If you use Claude Code on anything bigger than a small script, you've hit the token limits faster than you'd like, or experienced context rot mid-session. The agent loses track of files, forgets architecture decisions, starts making things up. I was hitting this every single day.
DevSquad is a Claude Code plugin, not a framework, not a new CLI. You install it, and it hooks into Claude Code's execution to delegate subtasks to Gemini and Codex. When context gets heavy, specific work gets offloaded: tests to one model, docs to another, refactoring to a third.

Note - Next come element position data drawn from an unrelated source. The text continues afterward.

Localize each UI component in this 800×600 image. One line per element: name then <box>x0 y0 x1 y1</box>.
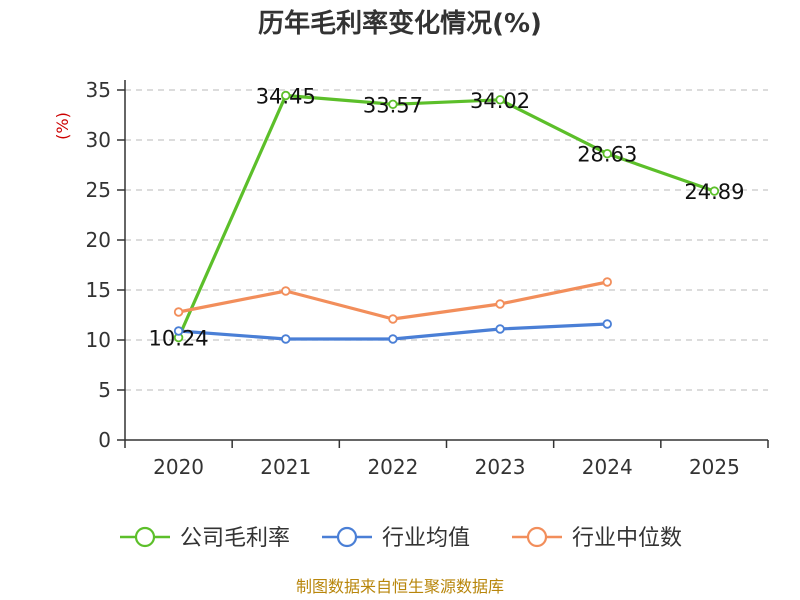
x-tick-label-2025: 2025 <box>689 455 740 479</box>
source-note: 制图数据来自恒生聚源数据库 <box>296 577 504 596</box>
series-lines <box>173 90 720 344</box>
series-2-point-2024 <box>602 277 612 287</box>
series-0-point-2022 <box>388 99 398 109</box>
x-axis-ticks: 2020 2021 2022 2023 2024 2025 <box>153 455 740 479</box>
y-tick-label-0: 0 <box>98 428 111 452</box>
legend-marker-0 <box>134 526 156 548</box>
data-label-2021: 34.45 <box>256 85 316 109</box>
legend-marker-2 <box>526 526 548 548</box>
y-tick-label-15: 15 <box>86 278 111 302</box>
series-1-point-2020 <box>173 326 184 336</box>
legend-item-2[interactable]: 行业中位数 <box>512 526 682 551</box>
legend-label-0: 公司毛利率 <box>180 526 290 551</box>
data-label-2025: 24.89 <box>684 180 744 204</box>
chart-title: 历年毛利率变化情况(%) <box>258 8 542 39</box>
data-label-2023: 34.02 <box>470 89 530 113</box>
series-0-point-2023 <box>495 95 505 105</box>
series-0-point-2024 <box>602 148 612 159</box>
data-labels: 10.24 34.45 33.57 34.02 28.63 24.89 <box>149 85 745 351</box>
y-tick-label-30: 30 <box>86 128 111 152</box>
legend-label-2: 行业中位数 <box>572 526 682 551</box>
x-tick-label-2022: 2022 <box>367 455 418 479</box>
data-label-2024: 28.63 <box>577 143 637 167</box>
series-0-point-2025 <box>709 186 720 196</box>
series-0-point-2021 <box>281 90 291 101</box>
data-label-2020: 10.24 <box>149 327 209 351</box>
y-tick-label-25: 25 <box>86 178 111 202</box>
legend-marker-1 <box>336 526 358 548</box>
series-1-point-2023 <box>495 324 505 334</box>
legend-label-1: 行业均值 <box>382 526 470 551</box>
series-2-point-2020 <box>173 307 184 317</box>
series-2-point-2022 <box>388 314 398 324</box>
x-tick-label-2021: 2021 <box>260 455 311 479</box>
axes <box>117 80 769 448</box>
y-tick-label-5: 5 <box>98 378 111 402</box>
series-1-point-2021 <box>281 334 291 344</box>
grid-lines <box>125 89 768 391</box>
x-tick-label-2020: 2020 <box>153 455 204 479</box>
series-2-point-2023 <box>495 299 505 309</box>
series-2-point-2021 <box>281 286 291 296</box>
y-tick-label-10: 10 <box>86 328 111 352</box>
y-tick-label-35: 35 <box>86 78 111 102</box>
y-axis-unit: (%) <box>53 112 72 140</box>
data-label-2022: 33.57 <box>363 93 423 117</box>
legend[interactable]: 公司毛利率 行业均值 行业中位数 <box>120 526 682 551</box>
series-line-0 <box>177 93 715 339</box>
series-1-point-2022 <box>388 334 398 344</box>
x-tick-label-2023: 2023 <box>475 455 526 479</box>
legend-item-1[interactable]: 行业均值 <box>322 526 470 551</box>
series-line-2 <box>178 280 608 321</box>
y-axis-ticks: 0 5 10 15 20 25 30 35 <box>86 78 111 452</box>
legend-item-0[interactable]: 公司毛利率 <box>120 526 290 551</box>
x-tick-label-2024: 2024 <box>582 455 633 479</box>
y-tick-label-20: 20 <box>86 228 111 252</box>
series-1-point-2024 <box>602 319 612 329</box>
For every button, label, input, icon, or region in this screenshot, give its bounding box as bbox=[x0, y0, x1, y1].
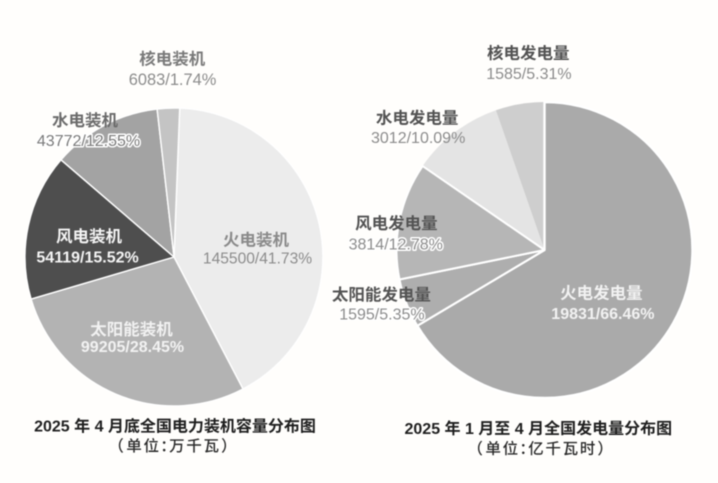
svg-text:4: 4 bbox=[95, 419, 104, 436]
svg-text:3814/12.78%: 3814/12.78% bbox=[349, 236, 443, 253]
svg-text:43772/12.55%: 43772/12.55% bbox=[37, 133, 140, 150]
svg-text:19831/66.46%: 19831/66.46% bbox=[551, 306, 654, 323]
svg-text:145500/41.73%: 145500/41.73% bbox=[203, 251, 312, 268]
svg-text:6083/1.74%: 6083/1.74% bbox=[129, 71, 217, 89]
svg-text:3012/10.09%: 3012/10.09% bbox=[371, 130, 465, 147]
svg-text:99205/28.45%: 99205/28.45% bbox=[81, 339, 184, 356]
svg-text:1585/5.31%: 1585/5.31% bbox=[486, 66, 571, 83]
svg-text:1595/5.35%: 1595/5.35% bbox=[339, 306, 424, 323]
svg-text:54119/15.52%: 54119/15.52% bbox=[36, 249, 138, 266]
svg-text:4: 4 bbox=[515, 421, 524, 438]
svg-text:1: 1 bbox=[465, 421, 474, 438]
svg-text:2025: 2025 bbox=[34, 419, 70, 436]
svg-text:2025: 2025 bbox=[405, 421, 441, 438]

For a quick proof of concept, I initially made a Claude.md that did the job, but I had to often remind it and it wasn't predictable or reliable. Hence, hook-enforced delegation, not polite suggestions via Claude.md. The plugin intercepts at defined trigger points and routes work through structured handoffs. Each agent operates in a focused context window instead of everyone fighting over one.
I know what you're thinking: there have been a dozen agent orchestrators on Show HN this month. Here's why I built another one: all of those require you to set up a new environment. Docker, new CLI, YAML configs. DevSquad hooks into the tool you already use.
How I built it: I'm a product person, not a developer. I led product at an AdTech company for years but never wrote production code. DevSquad was built entirely with AI coding tools — Claude Code, Google Antigravity, and yes, DevSquad itself once the early version worked. Make of that what you will.
Two questions I'd genuinely love HN's take on: How are you handling Claude Code's token limits on large projects? And — right now this is built for vibe coders. Does it matter if the person who built a tool can't write the code by hand, as long as the tool works?